I am pleased to report that the bill includes numerous requirements reforming the health insurance marketplace that should prevent private insurance systems from delaying or denying treatment for individuals with brain injury. These reforms include (1) prohibiting pre-existing condition exclusions, (2) requiring guaranteed issue and renewal, (3) requiring nondiscrimination in health benefits or benefit structure, (4) requiring adequacy of provider networks, (5) limiting cost-sharing, and (6) prohibiting the imposition of annual or lifetime limits on coverage. I believe that these provisions will help prevent private insurance from delaying or denying treatment to persons with brain injury.
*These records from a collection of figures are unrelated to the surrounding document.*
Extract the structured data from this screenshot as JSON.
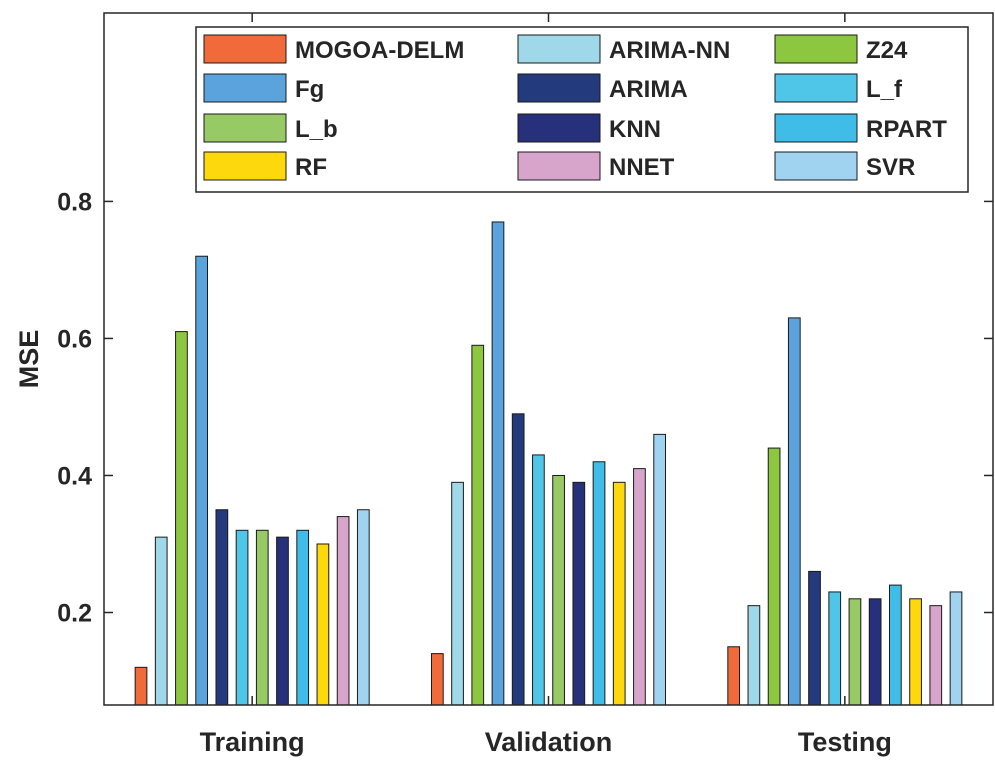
{
  "chart_data": {
    "type": "bar",
    "title": "",
    "xlabel": "",
    "ylabel": "MSE",
    "ylim": [
      0.065,
      1.075
    ],
    "yticks": [
      0.2,
      0.4,
      0.6,
      0.8
    ],
    "ytick_labels": [
      "0.2",
      "0.4",
      "0.6",
      "0.8"
    ],
    "categories": [
      "Training",
      "Validation",
      "Testing"
    ],
    "legend_position": "top-right",
    "grid": false,
    "series": [
      {
        "name": "MOGOA-DELM",
        "color": "#f06a3a",
        "values": [
          0.12,
          0.14,
          0.15
        ]
      },
      {
        "name": "ARIMA-NN",
        "color": "#9fd8e8",
        "values": [
          0.31,
          0.39,
          0.21
        ]
      },
      {
        "name": "Z24",
        "color": "#8dc63f",
        "values": [
          0.61,
          0.59,
          0.44
        ]
      },
      {
        "name": "Fg",
        "color": "#5ba3dc",
        "values": [
          0.72,
          0.77,
          0.63
        ]
      },
      {
        "name": "ARIMA",
        "color": "#233a7c",
        "values": [
          0.35,
          0.49,
          0.26
        ]
      },
      {
        "name": "L_f",
        "color": "#4fc5e8",
        "values": [
          0.32,
          0.43,
          0.23
        ]
      },
      {
        "name": "L_b",
        "color": "#97c965",
        "values": [
          0.32,
          0.4,
          0.22
        ]
      },
      {
        "name": "KNN",
        "color": "#27307a",
        "values": [
          0.31,
          0.39,
          0.22
        ]
      },
      {
        "name": "RPART",
        "color": "#3fbde8",
        "values": [
          0.32,
          0.42,
          0.24
        ]
      },
      {
        "name": "RF",
        "color": "#fdd80d",
        "values": [
          0.3,
          0.39,
          0.22
        ]
      },
      {
        "name": "NNET",
        "color": "#d7a4cc",
        "values": [
          0.34,
          0.41,
          0.21
        ]
      },
      {
        "name": "SVR",
        "color": "#9fd3f0",
        "values": [
          0.35,
          0.46,
          0.23
        ]
      }
    ]
  }
}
Finally, the bill includes provisions regarding modernized payment initiatives and delivery system reform under which the Secretary may use innovative payment mechanisms and policies to determine payment for items and services under the public health insurance option, including bundling of services. Separate provisions are included in the bill regarding post-acute care bundling under Medicare. BIAA, in a recent submission to the chairs of the Education & Labor, Ways & Means, and Energy & Commerce Committees, commented that post-acute payment systems must facilitate, not impede, improvements in functional status of individuals with brain injury and their ability to return to their homes and communities. BIAA supports a deliberative planning process and rigorous pilot testing. According to BIAA's comments, the deliberative process should determine whether post-acute care bundling should exempt diagnoses such as brain injury, that are of low predictability and highly complicated; establish certain minimum requirements for any bundling proposal such as ``any willing provider'' in the bundled payment system; and test innovative payment methods that make payments directly to non-hospital-based treatment centers, including residential rehabilitation facilities specializing in the treatment of brain injury.

I believe that the deliberative process should address each of these issues. I also believe that the adoption of alternative innovative payment mechanisms and policies must be guided by the goals included in the bill--improving health outcomes, reducing health disparities, providing efficient and affordable care, addressing geographic variation in the provision of health services, preventing or managing chronic illness, and promoting care that is integrated, patient-centered, quality, and efficient.

I remain wary of mechanisms that bundle post-acute care to acute care hospitals for patients with complex and highly unpredictable diagnosis and health outcomes, like brain injury and other catastrophic conditions. Such payment systems should not impede, rather than facilitate, improvements in functional status and should not result in premature return to homes and undue levels of preventable disability without adequate facilitation of progression through necessary step down levels of treatment.